Reporting basis: Telangana's and India's rural and urban risk-factor and disease-marker figures are from the International Institute for Population Sciences' National Family Health Survey-5 Telangana and India fact sheets. The southern India young-adult diabetes trend is from the Madras Diabetes Research Foundation-led Secular TRends in DiabEtes in India (STRiDE-I) study. The national diabetes prevalence and urban-rural comparison across metabolic non-communicable diseases are from the Indian Council of Medical Research's ICMR-INDIAB-17 study, published in The Lancet Diabetes & Endocrinology.
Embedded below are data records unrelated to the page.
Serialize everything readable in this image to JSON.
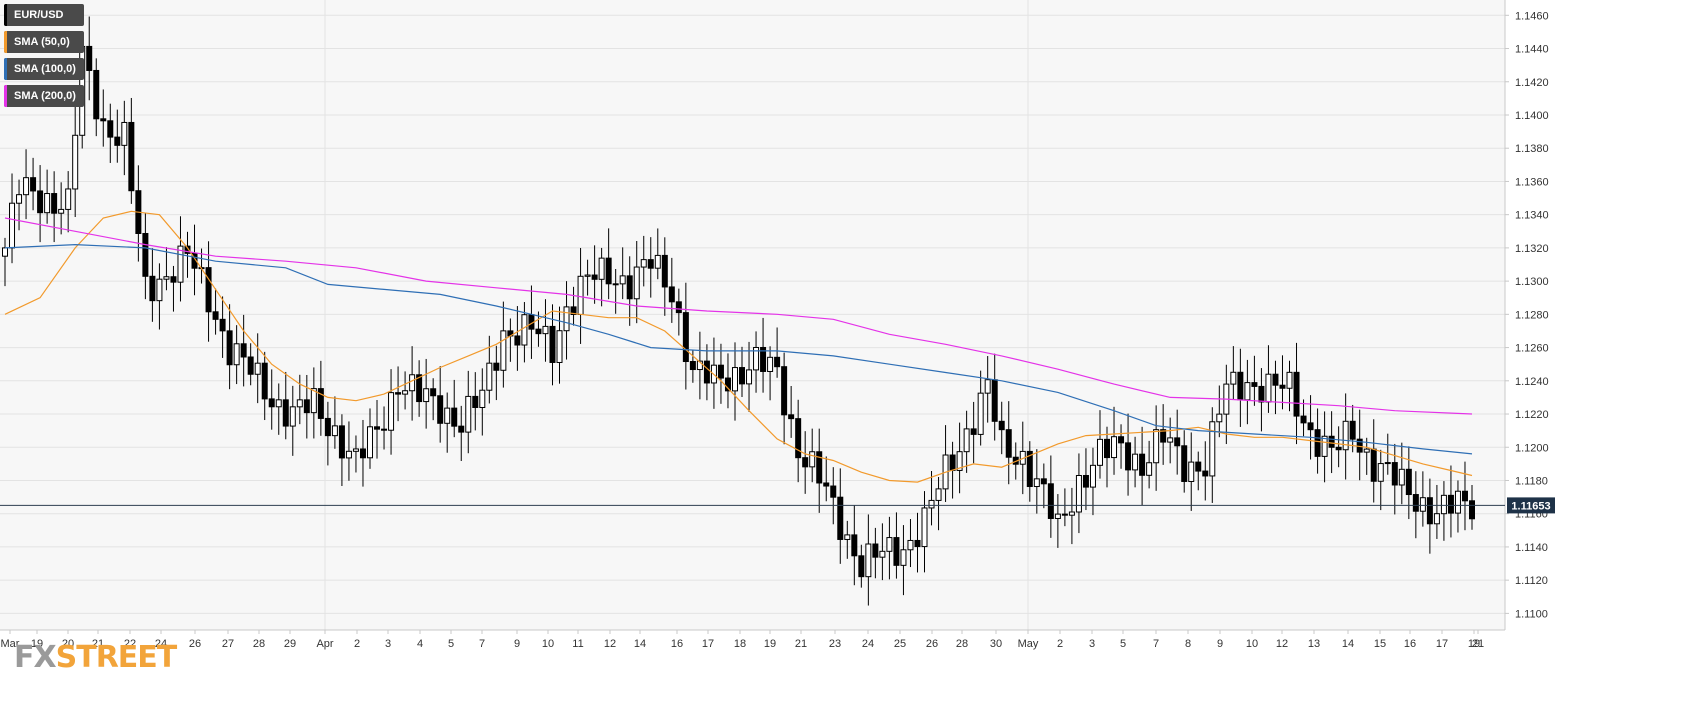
{
  "chart_data": {
    "type": "candlestick",
    "symbol": "EUR/USD",
    "title": "EUR/USD",
    "ylim": [
      1.109,
      1.1465
    ],
    "y_ticks": [
      "1.1460",
      "1.1440",
      "1.1420",
      "1.1400",
      "1.1380",
      "1.1360",
      "1.1340",
      "1.1320",
      "1.1300",
      "1.1280",
      "1.1260",
      "1.1240",
      "1.1220",
      "1.1200",
      "1.1180",
      "1.1160",
      "1.1140",
      "1.1120",
      "1.1100"
    ],
    "x_ticks": [
      "Mar",
      "19",
      "20",
      "21",
      "22",
      "24",
      "26",
      "27",
      "28",
      "29",
      "Apr",
      "2",
      "3",
      "4",
      "5",
      "7",
      "9",
      "10",
      "11",
      "12",
      "14",
      "16",
      "17",
      "18",
      "19",
      "21",
      "23",
      "24",
      "25",
      "26",
      "28",
      "30",
      "May",
      "2",
      "3",
      "5",
      "7",
      "8",
      "9",
      "10",
      "12",
      "13",
      "14",
      "15",
      "16",
      "17",
      "19",
      "21"
    ],
    "current_price": 1.1165,
    "current_price_label": "1.11653",
    "series": [
      {
        "name": "EUR/USD",
        "color": "#000000",
        "anchors": [
          [
            0,
            1.132
          ],
          [
            2,
            1.1355
          ],
          [
            6,
            1.135
          ],
          [
            9,
            1.1345
          ],
          [
            11,
            1.1435
          ],
          [
            14,
            1.1395
          ],
          [
            17,
            1.1385
          ],
          [
            20,
            1.1295
          ],
          [
            23,
            1.1305
          ],
          [
            26,
            1.1315
          ],
          [
            29,
            1.129
          ],
          [
            32,
            1.126
          ],
          [
            35,
            1.1245
          ],
          [
            38,
            1.123
          ],
          [
            41,
            1.122
          ],
          [
            44,
            1.1225
          ],
          [
            47,
            1.121
          ],
          [
            50,
            1.119
          ],
          [
            53,
            1.121
          ],
          [
            56,
            1.124
          ],
          [
            59,
            1.123
          ],
          [
            62,
            1.1225
          ],
          [
            65,
            1.1215
          ],
          [
            68,
            1.123
          ],
          [
            71,
            1.127
          ],
          [
            75,
            1.127
          ],
          [
            78,
            1.126
          ],
          [
            80,
            1.1285
          ],
          [
            83,
            1.13
          ],
          [
            86,
            1.1305
          ],
          [
            89,
            1.13
          ],
          [
            92,
            1.131
          ],
          [
            95,
            1.1295
          ],
          [
            98,
            1.1245
          ],
          [
            101,
            1.124
          ],
          [
            104,
            1.1245
          ],
          [
            107,
            1.125
          ],
          [
            110,
            1.1245
          ],
          [
            113,
            1.12
          ],
          [
            116,
            1.118
          ],
          [
            119,
            1.1155
          ],
          [
            122,
            1.113
          ],
          [
            125,
            1.1135
          ],
          [
            128,
            1.114
          ],
          [
            131,
            1.1155
          ],
          [
            134,
            1.1185
          ],
          [
            137,
            1.121
          ],
          [
            140,
            1.1235
          ],
          [
            142,
            1.12
          ],
          [
            145,
            1.1195
          ],
          [
            148,
            1.117
          ],
          [
            150,
            1.115
          ],
          [
            153,
            1.118
          ],
          [
            156,
            1.1195
          ],
          [
            159,
            1.12
          ],
          [
            162,
            1.119
          ],
          [
            165,
            1.1205
          ],
          [
            168,
            1.119
          ],
          [
            171,
            1.119
          ],
          [
            174,
            1.1235
          ],
          [
            177,
            1.124
          ],
          [
            180,
            1.1235
          ],
          [
            183,
            1.1235
          ],
          [
            186,
            1.121
          ],
          [
            189,
            1.1195
          ],
          [
            192,
            1.121
          ],
          [
            195,
            1.119
          ],
          [
            198,
            1.118
          ],
          [
            201,
            1.117
          ],
          [
            204,
            1.116
          ],
          [
            207,
            1.1165
          ],
          [
            209,
            1.1167
          ]
        ]
      },
      {
        "name": "SMA (50,0)",
        "color": "#f29a2c",
        "points": [
          [
            0,
            1.128
          ],
          [
            5,
            1.129
          ],
          [
            10,
            1.132
          ],
          [
            14,
            1.1338
          ],
          [
            18,
            1.1342
          ],
          [
            22,
            1.134
          ],
          [
            26,
            1.132
          ],
          [
            30,
            1.1295
          ],
          [
            34,
            1.127
          ],
          [
            38,
            1.125
          ],
          [
            42,
            1.1238
          ],
          [
            46,
            1.123
          ],
          [
            50,
            1.1228
          ],
          [
            54,
            1.1232
          ],
          [
            58,
            1.124
          ],
          [
            62,
            1.1248
          ],
          [
            66,
            1.1255
          ],
          [
            70,
            1.1262
          ],
          [
            74,
            1.1272
          ],
          [
            78,
            1.1282
          ],
          [
            82,
            1.128
          ],
          [
            86,
            1.1278
          ],
          [
            90,
            1.1278
          ],
          [
            94,
            1.127
          ],
          [
            98,
            1.1255
          ],
          [
            102,
            1.124
          ],
          [
            106,
            1.1222
          ],
          [
            110,
            1.1205
          ],
          [
            114,
            1.1196
          ],
          [
            118,
            1.1192
          ],
          [
            122,
            1.1185
          ],
          [
            126,
            1.118
          ],
          [
            130,
            1.1179
          ],
          [
            134,
            1.1185
          ],
          [
            138,
            1.119
          ],
          [
            142,
            1.1188
          ],
          [
            146,
            1.1195
          ],
          [
            150,
            1.1202
          ],
          [
            154,
            1.1207
          ],
          [
            158,
            1.1208
          ],
          [
            162,
            1.1209
          ],
          [
            166,
            1.121
          ],
          [
            170,
            1.1212
          ],
          [
            174,
            1.1208
          ],
          [
            178,
            1.1206
          ],
          [
            182,
            1.1206
          ],
          [
            186,
            1.1204
          ],
          [
            190,
            1.1202
          ],
          [
            194,
            1.12
          ],
          [
            198,
            1.1195
          ],
          [
            202,
            1.119
          ],
          [
            206,
            1.1186
          ],
          [
            209,
            1.1183
          ]
        ]
      },
      {
        "name": "SMA (100,0)",
        "color": "#2f6fb5",
        "points": [
          [
            0,
            1.132
          ],
          [
            10,
            1.1322
          ],
          [
            20,
            1.132
          ],
          [
            30,
            1.1312
          ],
          [
            40,
            1.1308
          ],
          [
            46,
            1.1298
          ],
          [
            54,
            1.1295
          ],
          [
            62,
            1.1292
          ],
          [
            70,
            1.1285
          ],
          [
            80,
            1.1275
          ],
          [
            86,
            1.1268
          ],
          [
            92,
            1.126
          ],
          [
            100,
            1.1258
          ],
          [
            110,
            1.1258
          ],
          [
            118,
            1.1255
          ],
          [
            126,
            1.125
          ],
          [
            134,
            1.1245
          ],
          [
            142,
            1.124
          ],
          [
            150,
            1.1233
          ],
          [
            158,
            1.1222
          ],
          [
            164,
            1.1213
          ],
          [
            170,
            1.121
          ],
          [
            178,
            1.1208
          ],
          [
            186,
            1.1206
          ],
          [
            194,
            1.1203
          ],
          [
            202,
            1.1199
          ],
          [
            209,
            1.1196
          ]
        ]
      },
      {
        "name": "SMA (200,0)",
        "color": "#e433e8",
        "points": [
          [
            0,
            1.1338
          ],
          [
            10,
            1.133
          ],
          [
            20,
            1.1322
          ],
          [
            30,
            1.1315
          ],
          [
            40,
            1.1312
          ],
          [
            50,
            1.1308
          ],
          [
            60,
            1.13
          ],
          [
            70,
            1.1296
          ],
          [
            80,
            1.1292
          ],
          [
            90,
            1.1285
          ],
          [
            100,
            1.1282
          ],
          [
            110,
            1.128
          ],
          [
            118,
            1.1277
          ],
          [
            126,
            1.1268
          ],
          [
            134,
            1.1262
          ],
          [
            142,
            1.1255
          ],
          [
            150,
            1.1247
          ],
          [
            158,
            1.1238
          ],
          [
            166,
            1.123
          ],
          [
            174,
            1.1229
          ],
          [
            182,
            1.1227
          ],
          [
            190,
            1.1225
          ],
          [
            198,
            1.1222
          ],
          [
            209,
            1.122
          ]
        ]
      }
    ],
    "legend": [
      {
        "label": "EUR/USD",
        "color": "#000000"
      },
      {
        "label": "SMA (50,0)",
        "color": "#f29a2c"
      },
      {
        "label": "SMA (100,0)",
        "color": "#2f6fb5"
      },
      {
        "label": "SMA (200,0)",
        "color": "#e433e8"
      }
    ],
    "grid": true,
    "legend_placement": "top-left"
  },
  "watermark": {
    "part1": "FX",
    "part2": "STREET"
  },
  "colors": {
    "background": "#f7f7f7",
    "grid": "#e3e3e3",
    "axis": "#c8c8c8",
    "price_line": "#2c3e50",
    "price_tag_bg": "#1e3248"
  }
}
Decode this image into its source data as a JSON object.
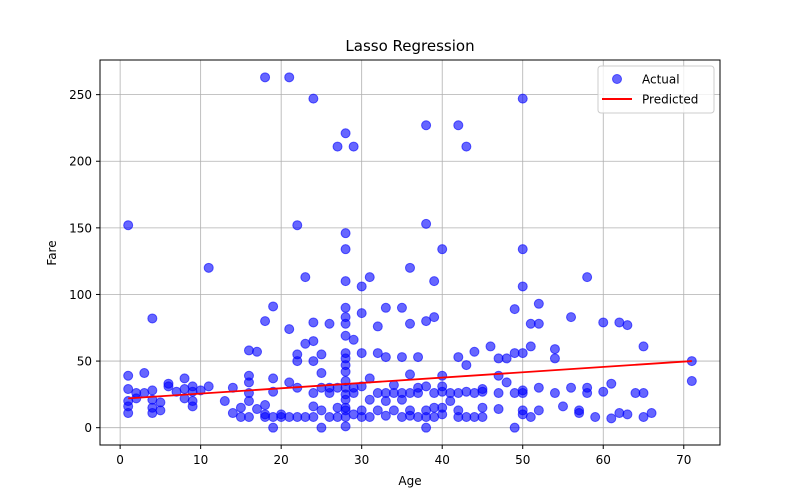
{
  "chart_data": {
    "type": "scatter",
    "title": "Lasso Regression",
    "xlabel": "Age",
    "ylabel": "Fare",
    "xlim": [
      -2.5,
      74.5
    ],
    "ylim": [
      -13,
      276
    ],
    "xticks": [
      0,
      10,
      20,
      30,
      40,
      50,
      60,
      70
    ],
    "yticks": [
      0,
      50,
      100,
      150,
      200,
      250
    ],
    "grid": true,
    "legend_position": "top-right",
    "series": [
      {
        "name": "Actual",
        "kind": "scatter",
        "color": "#0000ff",
        "opacity": 0.6,
        "points": [
          [
            1,
            152
          ],
          [
            1,
            39
          ],
          [
            1,
            29
          ],
          [
            1,
            20
          ],
          [
            1,
            16
          ],
          [
            1,
            11
          ],
          [
            2,
            26
          ],
          [
            2,
            22
          ],
          [
            3,
            41
          ],
          [
            3,
            26
          ],
          [
            4,
            82
          ],
          [
            4,
            28
          ],
          [
            4,
            21
          ],
          [
            4,
            15
          ],
          [
            4,
            11
          ],
          [
            5,
            19
          ],
          [
            5,
            13
          ],
          [
            6,
            33
          ],
          [
            6,
            31
          ],
          [
            7,
            27
          ],
          [
            8,
            37
          ],
          [
            8,
            29
          ],
          [
            8,
            22
          ],
          [
            9,
            31
          ],
          [
            9,
            27
          ],
          [
            9,
            20
          ],
          [
            9,
            16
          ],
          [
            10,
            28
          ],
          [
            11,
            120
          ],
          [
            11,
            31
          ],
          [
            13,
            20
          ],
          [
            14,
            30
          ],
          [
            14,
            11
          ],
          [
            15,
            15
          ],
          [
            15,
            8
          ],
          [
            16,
            58
          ],
          [
            16,
            39
          ],
          [
            16,
            34
          ],
          [
            16,
            26
          ],
          [
            16,
            20
          ],
          [
            16,
            8
          ],
          [
            17,
            57
          ],
          [
            17,
            14
          ],
          [
            18,
            263
          ],
          [
            18,
            80
          ],
          [
            18,
            17
          ],
          [
            18,
            10
          ],
          [
            18,
            8
          ],
          [
            19,
            91
          ],
          [
            19,
            37
          ],
          [
            19,
            27
          ],
          [
            19,
            8
          ],
          [
            19,
            0
          ],
          [
            20,
            10
          ],
          [
            20,
            8
          ],
          [
            21,
            263
          ],
          [
            21,
            74
          ],
          [
            21,
            34
          ],
          [
            21,
            8
          ],
          [
            22,
            152
          ],
          [
            22,
            55
          ],
          [
            22,
            50
          ],
          [
            22,
            30
          ],
          [
            22,
            8
          ],
          [
            23,
            113
          ],
          [
            23,
            63
          ],
          [
            23,
            8
          ],
          [
            24,
            247
          ],
          [
            24,
            79
          ],
          [
            24,
            65
          ],
          [
            24,
            50
          ],
          [
            24,
            26
          ],
          [
            24,
            16
          ],
          [
            24,
            8
          ],
          [
            25,
            55
          ],
          [
            25,
            41
          ],
          [
            25,
            30
          ],
          [
            25,
            13
          ],
          [
            25,
            0
          ],
          [
            26,
            78
          ],
          [
            26,
            30
          ],
          [
            26,
            26
          ],
          [
            26,
            8
          ],
          [
            27,
            211
          ],
          [
            27,
            30
          ],
          [
            27,
            15
          ],
          [
            27,
            8
          ],
          [
            28,
            221
          ],
          [
            28,
            146
          ],
          [
            28,
            134
          ],
          [
            28,
            110
          ],
          [
            28,
            90
          ],
          [
            28,
            83
          ],
          [
            28,
            78
          ],
          [
            28,
            69
          ],
          [
            28,
            56
          ],
          [
            28,
            52
          ],
          [
            28,
            47
          ],
          [
            28,
            42
          ],
          [
            28,
            35
          ],
          [
            28,
            30
          ],
          [
            28,
            25
          ],
          [
            28,
            21
          ],
          [
            28,
            15
          ],
          [
            28,
            13
          ],
          [
            28,
            8
          ],
          [
            28,
            1
          ],
          [
            29,
            211
          ],
          [
            29,
            66
          ],
          [
            29,
            30
          ],
          [
            29,
            26
          ],
          [
            29,
            10
          ],
          [
            30,
            106
          ],
          [
            30,
            86
          ],
          [
            30,
            56
          ],
          [
            30,
            31
          ],
          [
            30,
            13
          ],
          [
            30,
            8
          ],
          [
            31,
            113
          ],
          [
            31,
            37
          ],
          [
            31,
            21
          ],
          [
            31,
            8
          ],
          [
            32,
            76
          ],
          [
            32,
            56
          ],
          [
            32,
            26
          ],
          [
            32,
            13
          ],
          [
            33,
            90
          ],
          [
            33,
            53
          ],
          [
            33,
            26
          ],
          [
            33,
            20
          ],
          [
            33,
            9
          ],
          [
            34,
            32
          ],
          [
            34,
            26
          ],
          [
            34,
            13
          ],
          [
            35,
            90
          ],
          [
            35,
            53
          ],
          [
            35,
            26
          ],
          [
            35,
            21
          ],
          [
            35,
            8
          ],
          [
            36,
            120
          ],
          [
            36,
            78
          ],
          [
            36,
            40
          ],
          [
            36,
            26
          ],
          [
            36,
            13
          ],
          [
            36,
            9
          ],
          [
            37,
            53
          ],
          [
            37,
            30
          ],
          [
            37,
            26
          ],
          [
            37,
            8
          ],
          [
            38,
            227
          ],
          [
            38,
            153
          ],
          [
            38,
            80
          ],
          [
            38,
            31
          ],
          [
            38,
            13
          ],
          [
            38,
            8
          ],
          [
            38,
            0
          ],
          [
            39,
            110
          ],
          [
            39,
            83
          ],
          [
            39,
            26
          ],
          [
            39,
            15
          ],
          [
            39,
            8
          ],
          [
            40,
            134
          ],
          [
            40,
            39
          ],
          [
            40,
            31
          ],
          [
            40,
            27
          ],
          [
            40,
            15
          ],
          [
            40,
            10
          ],
          [
            41,
            26
          ],
          [
            41,
            20
          ],
          [
            42,
            227
          ],
          [
            42,
            53
          ],
          [
            42,
            26
          ],
          [
            42,
            13
          ],
          [
            42,
            8
          ],
          [
            43,
            211
          ],
          [
            43,
            47
          ],
          [
            43,
            27
          ],
          [
            43,
            8
          ],
          [
            44,
            57
          ],
          [
            44,
            26
          ],
          [
            44,
            8
          ],
          [
            45,
            29
          ],
          [
            45,
            27
          ],
          [
            45,
            15
          ],
          [
            45,
            8
          ],
          [
            46,
            61
          ],
          [
            47,
            52
          ],
          [
            47,
            39
          ],
          [
            47,
            26
          ],
          [
            47,
            14
          ],
          [
            48,
            52
          ],
          [
            48,
            34
          ],
          [
            49,
            89
          ],
          [
            49,
            56
          ],
          [
            49,
            26
          ],
          [
            49,
            0
          ],
          [
            50,
            247
          ],
          [
            50,
            134
          ],
          [
            50,
            106
          ],
          [
            50,
            56
          ],
          [
            50,
            28
          ],
          [
            50,
            26
          ],
          [
            50,
            13
          ],
          [
            50,
            10
          ],
          [
            51,
            78
          ],
          [
            51,
            61
          ],
          [
            51,
            8
          ],
          [
            52,
            93
          ],
          [
            52,
            78
          ],
          [
            52,
            30
          ],
          [
            52,
            13
          ],
          [
            54,
            59
          ],
          [
            54,
            52
          ],
          [
            54,
            26
          ],
          [
            55,
            16
          ],
          [
            56,
            83
          ],
          [
            56,
            30
          ],
          [
            57,
            13
          ],
          [
            57,
            11
          ],
          [
            58,
            113
          ],
          [
            58,
            30
          ],
          [
            58,
            26
          ],
          [
            59,
            8
          ],
          [
            60,
            79
          ],
          [
            60,
            27
          ],
          [
            61,
            33
          ],
          [
            61,
            7
          ],
          [
            62,
            79
          ],
          [
            62,
            11
          ],
          [
            63,
            77
          ],
          [
            63,
            10
          ],
          [
            64,
            26
          ],
          [
            65,
            61
          ],
          [
            65,
            26
          ],
          [
            65,
            8
          ],
          [
            66,
            11
          ],
          [
            71,
            50
          ],
          [
            71,
            35
          ]
        ]
      },
      {
        "name": "Predicted",
        "kind": "line",
        "color": "#ff0000",
        "points": [
          [
            1,
            22
          ],
          [
            71,
            50
          ]
        ]
      }
    ]
  }
}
The youth-onset type 2 diabetes share is from ICMR's Registry of Youth Onset Diabetes in India. The undiagnosed-diabetes figures are from a study of National Family Health Survey-4 data, published in BMJ Open Diabetes Research & Care. The impaired-kidney-function figures are from the ICMR-INDIAB-22 study, published in the Indian Journal of Medical Research. The young men's hypertension and prehypertension trend is from a nationally representative analysis of National Family Health Survey-4 and National Family Health Survey-5 data, published in PLOS One. The alcohol and blood-sugar rate comparisons stated as multiples in the text are The Signal's calculations from those figures.